While other women I talked to told me that they couldn’t have sex with a cis man who wasn’t pro-choice (one did tell me that when she suspected someone might be, she used “extra” birth control), T said that for the most part, she and her partner’s different views don’t inhibit their sexual relationship, even if it came to making decisions about pregnancy.

“I definitely won’t be having kids with him unless we both agree to it. He’d not handle it well,  but would not try to prevent me from terminating if it were for my or the fetus’ health. We’re on the same wavelength as far as having a baby, so it wouldn’t be an issue.”

“You have to decide how important your views are to you,” says Dr. Megan Stubbs, a sex and relationships expert. “No couple agrees on everything together, so determine if there are some deal breakers that you just cannot live with. If something is non-negotiable, make that evident before you get too deep into the relationship.”

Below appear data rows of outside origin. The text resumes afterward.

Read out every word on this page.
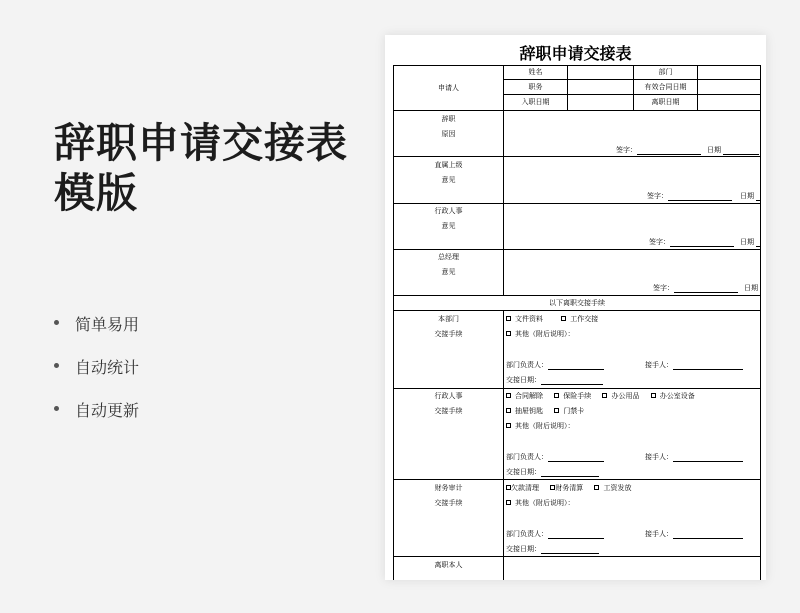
辞职申请交接表
模版
简单易用
自动统计
自动更新
辞职申请交接表
申请人
姓名	部门
职务	有效合同日期
入职日期	离职日期
辞职
原因
签字：	日期
直属上级
意见
签字：	日期
行政人事
意见
签字：	日期
总经理
意见
签字：	日期
以下离职交接手续
本部门
交接手续
文件资料	工作交接
其他（附后说明）：
部门负责人：	接手人：
交接日期：
行政人事
交接手续
合同解除	保险手续	办公用品	办公室设备
抽屉钥匙	门禁卡
其他（附后说明）：
部门负责人：	接手人：
交接日期：
财务审计
交接手续
欠款清理 财务清算	工资发放
其他（附后说明）：
部门负责人：	接手人：
交接日期：
离职本人
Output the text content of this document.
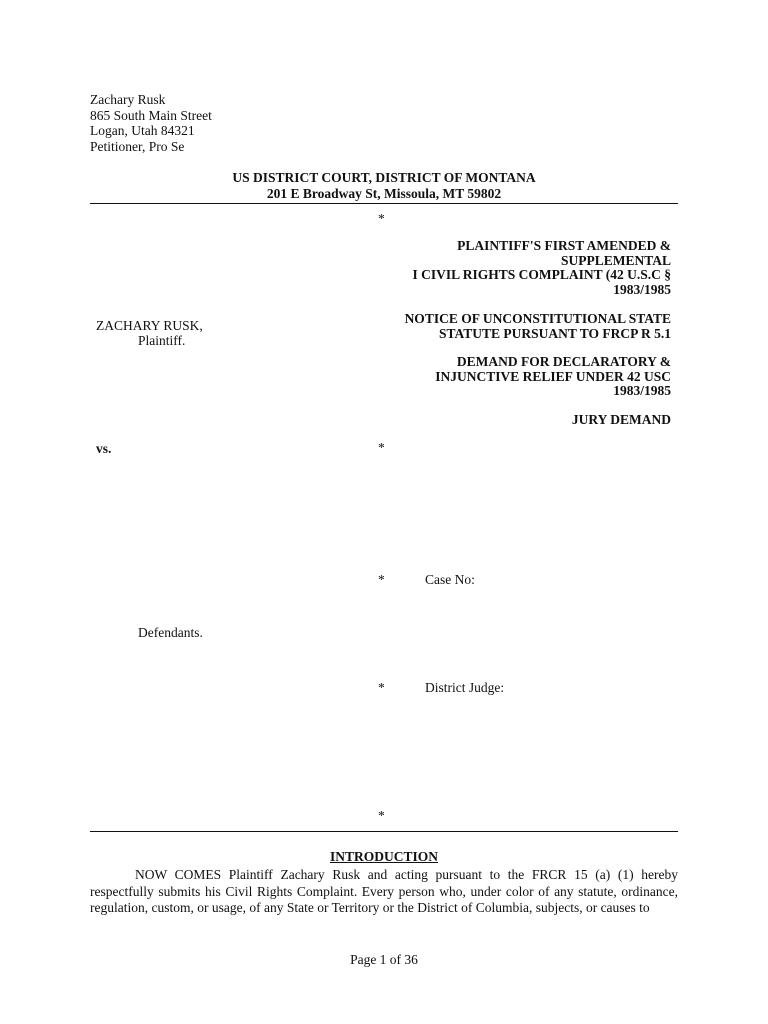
Zachary Rusk
865 South Main Street
Logan, Utah 84321
Petitioner, Pro Se
US DISTRICT COURT, DISTRICT OF MONTANA
201 E Broadway St, Missoula, MT 59802
*
*
*
*
*
PLAINTIFF'S FIRST AMENDED &
SUPPLEMENTAL
I CIVIL RIGHTS COMPLAINT (42 U.S.C §
1983/1985
NOTICE OF UNCONSTITUTIONAL STATE
STATUTE PURSUANT TO FRCP R 5.1
DEMAND FOR DECLARATORY &
INJUNCTIVE RELIEF UNDER 42 USC
1983/1985
JURY DEMAND
ZACHARY RUSK,
Plaintiff.
vs.
Defendants.
Case No:
District Judge:
INTRODUCTION
NOW COMES Plaintiff Zachary Rusk and acting pursuant to the FRCR 15 (a) (1) hereby respectfully submits his Civil Rights Complaint. Every person who, under color of any statute, ordinance, regulation, custom, or usage, of any State or Territory or the District of Columbia, subjects, or causes to
Page 1 of 36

For Mara, a registered Democrat “extremely concerned about social injustice” deciding she could actually handle the fact that her boyfriend is a registered Republican has been a process. “In the past six months that we’ve been dating, we’ve talked a lot more about our political views. And in those talks, I can truly see that my boyfriend isn’t sexist, racist, or xenophobic. We both value the rights and lives of all individuals.”

If you do decide that you can handle having divergent views from your partner, says Stubbs, know that it’s going to continue to show up in the future. “Make sure you are both able to effectively communicate and are willing to listen to each other. You have to be willing to let it rest if they aren’t willing to change. Because if you want to make this work, which it totally can, your relationship, feelings, and commonality have to run deeper than surface level of individual beliefs.”